Horse Gaits Flipbook

People can walk, skip, and run. But with four legs, horses can move in even more different ways, called gaits. They naturally walk, trot, canter, and gallop, depending on how fast they need to move.

Every gait has a distinctive pattern, with one or more hooves leaving the ground at a time. For years, people could only guess at the leg patterns for faster gaits. Then in the 1870s, British photographer Eadweard Muybridge solved the mystery by "freezing" the movement of a horse in a series of photographs of different gaits.

How many hooves of a trotting horse leave the ground at the same time? What about a walking horse or a galloping horse? Find out by making flipbooks of each gait with Muybridge's famous photographs.


1. Print out PDFs on light cardstock. (Regular printer paper is too flimsy.)

2. Cut out each flipbook page along dotted lines.

3. Punch holes in the places marked "x".

4. Stack the pages by number with page 1 on top.

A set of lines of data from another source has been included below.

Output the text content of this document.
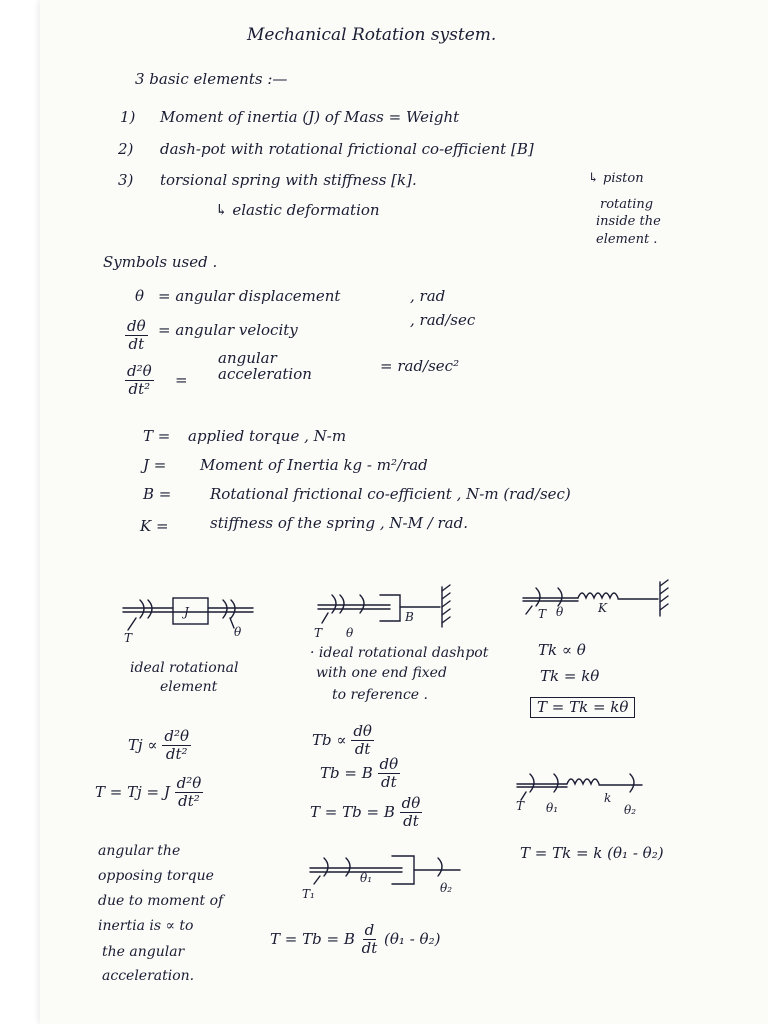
Mechanical Rotation system.
3 basic elements :—
1) Moment of inertia (J) of Mass = Weight
2) dash-pot with rotational frictional co-efficient [B]
3) torsional spring with stiffness [k].
↳ elastic deformation
↳ piston
rotating
inside the
element .
Symbols used .
θ = angular displacement	, rad
$\frac{d\theta}{dt}$ = angular velocity
, rad/sec
$\frac{\text{d²θ}}{\text{dt²}}$ =
angular
acceleration	= rad/sec²
T = applied torque , N-m
J = Moment of Inertia kg - m²/rad
B =	Rotational frictional co-efficient , N-m (rad/sec)
K =	stiffness of the spring , N-M / rad.
J
T	θ
B
T θ
K
T θ
ideal rotational
element
· ideal rotational dashpot
with one end fixed
to reference .
Tk ∝ θ
Tk = kθ
T = Tk = kθ
$Tj \propto \frac{\text{d²θ}}{\text{dt²}}$
T = Tj = J $\frac{\text{d²θ}}{\text{dt²}}$
$Tb \propto \frac{d\theta}{dt}$
Tb = B $\frac{d\theta}{dt}$
T = Tb = B $\frac{d\theta}{dt}$	T θ₁
k
θ₂
T = Tk = k (θ₁ - θ₂)
θ₁
θ₂
T₁
T = Tb = B $\frac{d}{dt} (\theta_1 - \theta_2)$
angular the
opposing torque
due to moment of
inertia is ∝ to
the angular
acceleration.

5. Place the cover page on top of stack.

6. Thread the piece of string through both holes and tie the ends together to make a book.

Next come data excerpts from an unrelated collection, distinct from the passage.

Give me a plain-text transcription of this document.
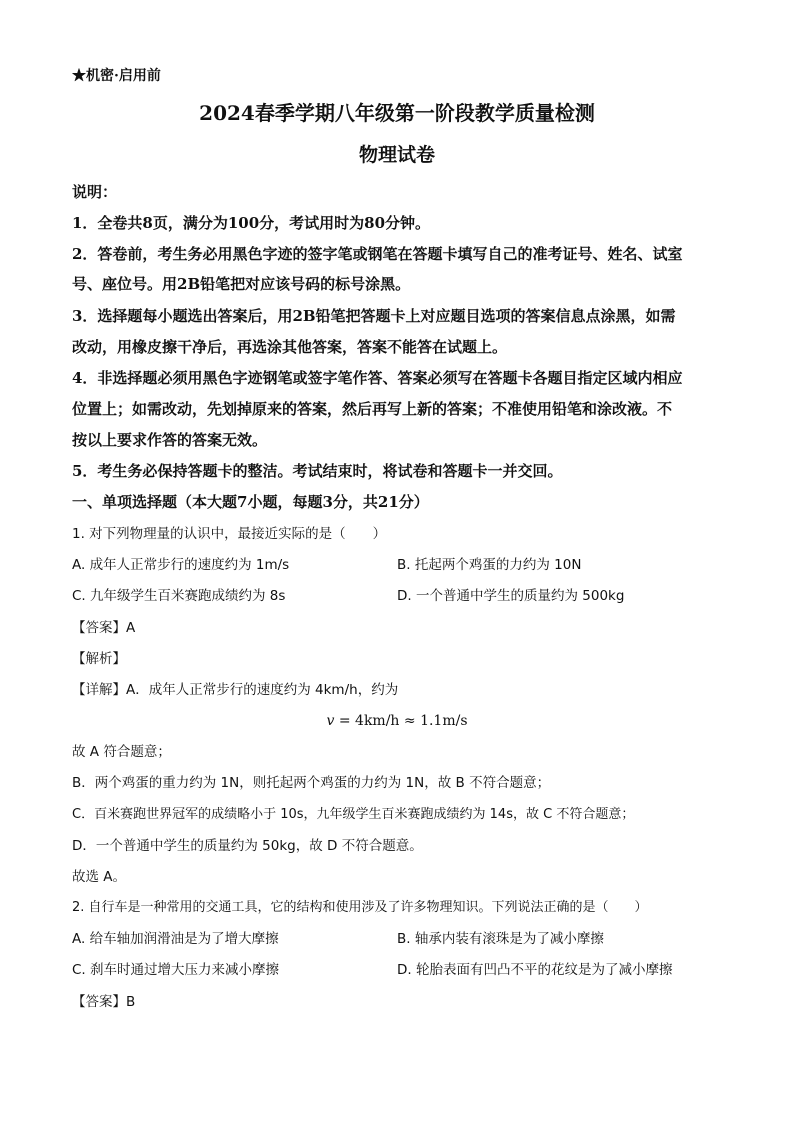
★机密·启用前
2024春季学期八年级第一阶段教学质量检测
物理试卷
说明：
1．全卷共8页，满分为100分，考试用时为80分钟。
2．答卷前，考生务必用黑色字迹的签字笔或钢笔在答题卡填写自己的准考证号、姓名、试室
号、座位号。用2B铅笔把对应该号码的标号涂黑。
3．选择题每小题选出答案后，用2B铅笔把答题卡上对应题目选项的答案信息点涂黑，如需
改动，用橡皮擦干净后，再选涂其他答案，答案不能答在试题上。
4．非选择题必须用黑色字迹钢笔或签字笔作答、答案必须写在答题卡各题目指定区域内相应
位置上；如需改动，先划掉原来的答案，然后再写上新的答案；不准使用铅笔和涂改液。不
按以上要求作答的答案无效。
5．考生务必保持答题卡的整洁。考试结束时，将试卷和答题卡一并交回。
一、单项选择题（本大题7小题，每题3分，共21分）
1. 对下列物理量的认识中，最接近实际的是（　　）
A. 成年人正常步行的速度约为 1m/s	B. 托起两个鸡蛋的力约为 10N
C. 九年级学生百米赛跑成绩约为 8s	D. 一个普通中学生的质量约为 500kg
【答案】A
【解析】
【详解】A．成年人正常步行的速度约为 4km/h，约为
v = 4km/h ≈ 1.1m/s
故 A 符合题意；
B．两个鸡蛋的重力约为 1N，则托起两个鸡蛋的力约为 1N，故 B 不符合题意；
C．百米赛跑世界冠军的成绩略小于 10s，九年级学生百米赛跑成绩约为 14s，故 C 不符合题意；
D．一个普通中学生的质量约为 50kg，故 D 不符合题意。
故选 A。
2. 自行车是一种常用的交通工具，它的结构和使用涉及了许多物理知识。下列说法正确的是（　　）
A. 给车轴加润滑油是为了增大摩擦	B. 轴承内装有滚珠是为了减小摩擦
C. 刹车时通过增大压力来减小摩擦	D. 轮胎表面有凹凸不平的花纹是为了减小摩擦
【答案】B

7. Hold the book with your left hand and flip through the pages with your right thumb. Watch how the horse moves.
Thick string or shoelace
Hole puncher
Scissors
Light Cardstock

The Walk Flipbook (PDF)

Walking uses much less energy than the other gaits but limits how fast a horse can go. Look closely at the pictures of the horse walking. Are its four legs ever off the ground at the same time?


The Trot Flipbook (PDF)

Until the 1870s, no one was sure whether all the hooves of a trotting horse left the ground at once. Look closely at the fifth picture in the sequence. What can you tell?


The Gallop Flipbook (PDF)

In the gallop, four hooves leave the ground at the same time, when the horse's hind legs swing near the front legs. Look closely at pictures 6 to 10. How are the four legs positioned? Before Muybridge's photographs, galloping horses were often shown flying through the air with all four legs outstretched—something that never actually happens.